23.3.05

Cinco dias, cinco poemas de Adrienne Rich, em tradução inédita de Margarida Vale de Gato.

Terceiro Dia.

A FENOMENOLOGIA DA IRA

3. Plano coração da terra do Inverno.
Os homens lunares voltaram da lua
os homens contra o fogo saíram das chamas.
Tempo sem paladar: tempo sem decisões.

Ódio de si, monocórdio da mente.
A vacuidade de uma vida vivida em exílio
Mesmo nos países quentes.
Cleaver, fixando uma janela cheia de facas.

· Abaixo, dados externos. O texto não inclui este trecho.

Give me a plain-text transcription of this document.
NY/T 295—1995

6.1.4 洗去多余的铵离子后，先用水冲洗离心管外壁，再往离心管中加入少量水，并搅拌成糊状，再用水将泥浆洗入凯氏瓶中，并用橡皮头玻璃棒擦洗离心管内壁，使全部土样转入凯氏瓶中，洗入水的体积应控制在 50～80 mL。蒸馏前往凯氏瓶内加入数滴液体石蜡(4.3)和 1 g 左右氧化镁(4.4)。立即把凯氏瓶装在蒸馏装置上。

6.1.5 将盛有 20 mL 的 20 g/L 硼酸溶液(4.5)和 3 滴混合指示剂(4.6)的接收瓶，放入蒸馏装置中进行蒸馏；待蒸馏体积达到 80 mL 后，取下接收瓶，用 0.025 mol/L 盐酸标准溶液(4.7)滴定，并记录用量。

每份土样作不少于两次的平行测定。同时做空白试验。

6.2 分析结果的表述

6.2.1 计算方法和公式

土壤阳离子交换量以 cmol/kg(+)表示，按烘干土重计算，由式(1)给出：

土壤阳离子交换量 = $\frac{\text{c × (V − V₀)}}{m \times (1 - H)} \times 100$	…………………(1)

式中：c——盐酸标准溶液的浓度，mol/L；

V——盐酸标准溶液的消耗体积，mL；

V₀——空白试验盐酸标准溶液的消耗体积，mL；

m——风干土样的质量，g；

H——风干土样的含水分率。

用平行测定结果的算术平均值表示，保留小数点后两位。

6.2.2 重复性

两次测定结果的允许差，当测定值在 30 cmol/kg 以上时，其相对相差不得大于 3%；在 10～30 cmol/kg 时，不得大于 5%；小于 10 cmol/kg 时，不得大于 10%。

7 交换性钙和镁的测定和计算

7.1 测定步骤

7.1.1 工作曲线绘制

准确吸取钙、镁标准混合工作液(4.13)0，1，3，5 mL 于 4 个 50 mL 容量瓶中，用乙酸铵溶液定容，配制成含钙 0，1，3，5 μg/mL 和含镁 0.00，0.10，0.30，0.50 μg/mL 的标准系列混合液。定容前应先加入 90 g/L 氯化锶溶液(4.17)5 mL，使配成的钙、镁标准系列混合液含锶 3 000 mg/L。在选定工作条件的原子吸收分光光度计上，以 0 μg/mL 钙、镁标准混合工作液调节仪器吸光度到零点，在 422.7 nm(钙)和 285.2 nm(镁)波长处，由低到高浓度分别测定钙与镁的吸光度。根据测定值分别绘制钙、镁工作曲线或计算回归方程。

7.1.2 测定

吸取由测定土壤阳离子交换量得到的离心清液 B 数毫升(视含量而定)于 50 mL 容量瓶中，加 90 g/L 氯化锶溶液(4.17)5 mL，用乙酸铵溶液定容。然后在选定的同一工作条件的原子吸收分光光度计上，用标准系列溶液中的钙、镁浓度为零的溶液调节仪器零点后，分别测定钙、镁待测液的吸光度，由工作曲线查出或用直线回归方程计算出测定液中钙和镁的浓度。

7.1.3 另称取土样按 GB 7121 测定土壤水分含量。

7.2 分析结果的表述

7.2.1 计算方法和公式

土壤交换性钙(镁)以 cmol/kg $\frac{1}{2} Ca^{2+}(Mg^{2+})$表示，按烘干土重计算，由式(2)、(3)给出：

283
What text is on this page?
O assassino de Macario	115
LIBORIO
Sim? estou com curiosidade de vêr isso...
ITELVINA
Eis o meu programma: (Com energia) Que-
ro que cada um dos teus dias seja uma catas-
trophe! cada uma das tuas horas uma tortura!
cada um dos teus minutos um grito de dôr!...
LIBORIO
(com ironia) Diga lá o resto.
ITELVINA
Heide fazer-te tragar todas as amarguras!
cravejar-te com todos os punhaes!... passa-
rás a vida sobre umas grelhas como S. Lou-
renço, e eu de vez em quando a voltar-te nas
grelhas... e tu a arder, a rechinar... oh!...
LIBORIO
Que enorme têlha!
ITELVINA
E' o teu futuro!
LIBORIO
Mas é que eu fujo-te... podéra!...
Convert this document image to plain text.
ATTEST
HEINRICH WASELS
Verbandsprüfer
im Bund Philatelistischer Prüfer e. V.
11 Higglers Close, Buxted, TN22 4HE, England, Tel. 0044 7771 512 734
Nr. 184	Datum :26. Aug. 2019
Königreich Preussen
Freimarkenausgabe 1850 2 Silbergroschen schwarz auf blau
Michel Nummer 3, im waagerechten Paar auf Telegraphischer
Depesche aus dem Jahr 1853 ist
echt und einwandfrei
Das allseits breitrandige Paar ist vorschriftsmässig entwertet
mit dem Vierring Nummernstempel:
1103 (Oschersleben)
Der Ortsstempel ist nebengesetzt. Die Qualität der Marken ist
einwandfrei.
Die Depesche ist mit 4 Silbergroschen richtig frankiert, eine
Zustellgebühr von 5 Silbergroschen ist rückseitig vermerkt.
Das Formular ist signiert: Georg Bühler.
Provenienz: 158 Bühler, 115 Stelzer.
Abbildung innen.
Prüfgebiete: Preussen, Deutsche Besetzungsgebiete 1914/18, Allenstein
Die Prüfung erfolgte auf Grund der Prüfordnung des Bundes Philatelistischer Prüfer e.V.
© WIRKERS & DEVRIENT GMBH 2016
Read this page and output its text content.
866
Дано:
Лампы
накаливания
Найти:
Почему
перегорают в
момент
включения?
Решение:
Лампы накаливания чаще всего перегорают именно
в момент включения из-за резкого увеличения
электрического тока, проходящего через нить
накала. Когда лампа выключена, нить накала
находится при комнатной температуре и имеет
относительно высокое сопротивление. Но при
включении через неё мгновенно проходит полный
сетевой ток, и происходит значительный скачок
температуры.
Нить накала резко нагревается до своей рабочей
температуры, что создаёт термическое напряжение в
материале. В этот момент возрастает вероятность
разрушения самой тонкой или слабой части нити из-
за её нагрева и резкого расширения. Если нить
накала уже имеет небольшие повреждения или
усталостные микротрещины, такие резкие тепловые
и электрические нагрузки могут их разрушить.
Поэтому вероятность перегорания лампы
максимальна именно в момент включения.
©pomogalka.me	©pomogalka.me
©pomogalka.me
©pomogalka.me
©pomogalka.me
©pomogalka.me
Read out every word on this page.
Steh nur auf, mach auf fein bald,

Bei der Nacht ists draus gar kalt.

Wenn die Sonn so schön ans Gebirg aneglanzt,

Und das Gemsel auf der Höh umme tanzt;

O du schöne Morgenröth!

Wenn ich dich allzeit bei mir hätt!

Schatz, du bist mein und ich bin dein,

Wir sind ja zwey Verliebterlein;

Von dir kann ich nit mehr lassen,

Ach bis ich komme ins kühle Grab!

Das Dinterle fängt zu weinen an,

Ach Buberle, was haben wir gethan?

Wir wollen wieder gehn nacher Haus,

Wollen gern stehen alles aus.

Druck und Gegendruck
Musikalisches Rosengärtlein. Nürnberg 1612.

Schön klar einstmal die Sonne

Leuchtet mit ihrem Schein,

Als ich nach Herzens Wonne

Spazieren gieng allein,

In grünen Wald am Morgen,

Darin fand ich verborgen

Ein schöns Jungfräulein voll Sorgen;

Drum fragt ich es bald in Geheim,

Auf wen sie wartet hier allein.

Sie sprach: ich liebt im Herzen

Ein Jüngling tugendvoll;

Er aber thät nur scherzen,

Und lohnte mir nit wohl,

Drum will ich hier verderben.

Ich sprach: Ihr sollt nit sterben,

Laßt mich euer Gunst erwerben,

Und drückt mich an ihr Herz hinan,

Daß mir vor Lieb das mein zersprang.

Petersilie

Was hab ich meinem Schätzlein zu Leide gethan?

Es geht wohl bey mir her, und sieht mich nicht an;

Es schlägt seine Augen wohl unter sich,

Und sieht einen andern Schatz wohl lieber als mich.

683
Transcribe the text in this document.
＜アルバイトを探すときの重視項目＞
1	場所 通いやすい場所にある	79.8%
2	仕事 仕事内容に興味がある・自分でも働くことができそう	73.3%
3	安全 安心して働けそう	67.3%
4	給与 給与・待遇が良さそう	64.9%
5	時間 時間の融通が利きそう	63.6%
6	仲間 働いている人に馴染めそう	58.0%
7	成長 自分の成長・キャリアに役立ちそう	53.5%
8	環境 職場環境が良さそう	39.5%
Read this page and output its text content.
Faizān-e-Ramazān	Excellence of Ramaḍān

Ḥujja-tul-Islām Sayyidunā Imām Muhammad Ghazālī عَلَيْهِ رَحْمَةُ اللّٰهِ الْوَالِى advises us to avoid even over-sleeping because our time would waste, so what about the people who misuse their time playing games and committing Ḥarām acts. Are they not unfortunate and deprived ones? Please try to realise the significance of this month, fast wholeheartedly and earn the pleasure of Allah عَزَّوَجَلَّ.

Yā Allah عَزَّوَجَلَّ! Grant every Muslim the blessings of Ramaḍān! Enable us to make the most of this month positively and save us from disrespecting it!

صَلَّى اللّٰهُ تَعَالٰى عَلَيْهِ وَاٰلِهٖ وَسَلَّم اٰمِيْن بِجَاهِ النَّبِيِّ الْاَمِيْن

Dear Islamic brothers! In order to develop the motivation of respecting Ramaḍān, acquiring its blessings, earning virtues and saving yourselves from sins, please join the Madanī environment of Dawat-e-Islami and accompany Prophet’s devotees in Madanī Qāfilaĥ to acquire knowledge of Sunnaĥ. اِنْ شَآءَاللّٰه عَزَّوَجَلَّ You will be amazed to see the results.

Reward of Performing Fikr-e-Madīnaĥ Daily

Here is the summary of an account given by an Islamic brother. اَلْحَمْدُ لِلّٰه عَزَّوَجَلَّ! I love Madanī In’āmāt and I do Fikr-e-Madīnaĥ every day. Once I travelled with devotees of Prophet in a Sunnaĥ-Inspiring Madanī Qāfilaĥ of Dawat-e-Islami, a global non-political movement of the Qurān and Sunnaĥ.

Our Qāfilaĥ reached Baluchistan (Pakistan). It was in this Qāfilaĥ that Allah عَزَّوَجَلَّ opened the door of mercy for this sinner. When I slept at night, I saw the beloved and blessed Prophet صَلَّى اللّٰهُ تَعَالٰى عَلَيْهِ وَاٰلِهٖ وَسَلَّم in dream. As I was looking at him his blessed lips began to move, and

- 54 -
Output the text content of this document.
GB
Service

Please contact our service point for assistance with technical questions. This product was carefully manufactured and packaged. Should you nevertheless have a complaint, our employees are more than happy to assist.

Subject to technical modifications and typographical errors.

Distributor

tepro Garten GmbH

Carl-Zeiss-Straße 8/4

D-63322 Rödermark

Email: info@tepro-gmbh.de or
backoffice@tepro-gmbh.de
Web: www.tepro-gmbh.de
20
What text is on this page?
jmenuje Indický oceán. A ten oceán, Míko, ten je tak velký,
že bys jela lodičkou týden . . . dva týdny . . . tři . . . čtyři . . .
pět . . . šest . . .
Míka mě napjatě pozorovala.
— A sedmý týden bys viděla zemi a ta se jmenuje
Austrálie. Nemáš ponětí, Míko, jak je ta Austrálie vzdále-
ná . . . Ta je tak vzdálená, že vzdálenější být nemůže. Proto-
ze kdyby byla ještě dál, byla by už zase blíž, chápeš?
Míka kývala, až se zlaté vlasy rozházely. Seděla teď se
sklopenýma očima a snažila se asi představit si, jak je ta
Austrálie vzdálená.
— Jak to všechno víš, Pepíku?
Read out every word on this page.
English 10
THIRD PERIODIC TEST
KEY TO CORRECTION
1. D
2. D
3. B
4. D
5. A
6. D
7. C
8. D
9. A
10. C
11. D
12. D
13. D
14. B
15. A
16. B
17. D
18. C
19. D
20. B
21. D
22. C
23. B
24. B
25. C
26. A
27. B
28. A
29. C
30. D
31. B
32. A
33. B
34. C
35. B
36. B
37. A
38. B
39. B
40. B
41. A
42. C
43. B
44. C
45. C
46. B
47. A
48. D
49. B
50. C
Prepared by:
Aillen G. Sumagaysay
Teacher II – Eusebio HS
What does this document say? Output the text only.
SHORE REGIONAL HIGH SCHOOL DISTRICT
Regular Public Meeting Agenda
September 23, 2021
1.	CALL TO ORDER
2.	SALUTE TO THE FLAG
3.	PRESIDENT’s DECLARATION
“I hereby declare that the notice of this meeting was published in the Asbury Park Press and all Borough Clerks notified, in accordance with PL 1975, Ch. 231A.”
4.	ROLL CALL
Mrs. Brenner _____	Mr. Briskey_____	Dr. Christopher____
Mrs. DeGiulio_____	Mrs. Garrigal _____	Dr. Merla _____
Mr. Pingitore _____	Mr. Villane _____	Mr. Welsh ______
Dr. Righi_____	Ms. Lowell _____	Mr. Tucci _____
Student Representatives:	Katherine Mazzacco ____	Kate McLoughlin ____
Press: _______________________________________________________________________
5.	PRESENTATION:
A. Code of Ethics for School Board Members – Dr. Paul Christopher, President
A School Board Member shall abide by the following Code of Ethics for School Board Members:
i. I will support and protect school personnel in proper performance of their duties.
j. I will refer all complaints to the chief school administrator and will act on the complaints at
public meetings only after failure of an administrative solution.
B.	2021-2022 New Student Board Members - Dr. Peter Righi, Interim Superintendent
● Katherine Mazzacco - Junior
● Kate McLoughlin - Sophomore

3. Flat heartland of winter.
The moonmen come back from the moon
the firemen come out of the fire.
time without a taste: time without decisions

Self-hatred, a monotone in the mind.
The shallowness of a life lived in exile
even in the hot countries.
Cleaver, staring into a window full of knives.


NOTAS:
toda a tradução está quinada por aquilo a que João Luís Barreto Guimarães chamaria uma perniciosa tentação didáctica: o poema traduzido explica mais. "Heartland", no cenário bélico que se começará a desenhar na estrofe seguinte, pode ser apenas uma zona estratégica; cedi à tentação de poetizar, mas porque o poema mo permitia e porque penso estar de acordo com uma clara herança imagista na poesia de Rich. Também esta herança pode escudar a opção por "homens da lua" e "homens contra o fogo" para os adjectivos que referencialmente seriam apenas "astronautas" e "bombeiros"; mas neste poema é importante eles serem "homens". "Paladar" em vez de "gosto" também é, concedo, um pouco pedagógico, e "monocórdio" é sem dúvida mais explicativo do que "monotone", mas acontece que em inglês este substantivo tem como primeiro sentido um único tom musical (por oposição a "polyphony"). Pareceu-me que em "monotonia" talvez nem todos lessem esse sentido, embora não goste muito da rima interna criada entre ódio e monocórdio.
"Cleaver", no último verso, alude a Eldridge Cleaver (1935-1998), líder dos Panteras Negras, a que pertenceu Rich. À data deste poema, Cleaver provocara uma dissenção no seio do partido ao continuar a advogar o combate pela violência.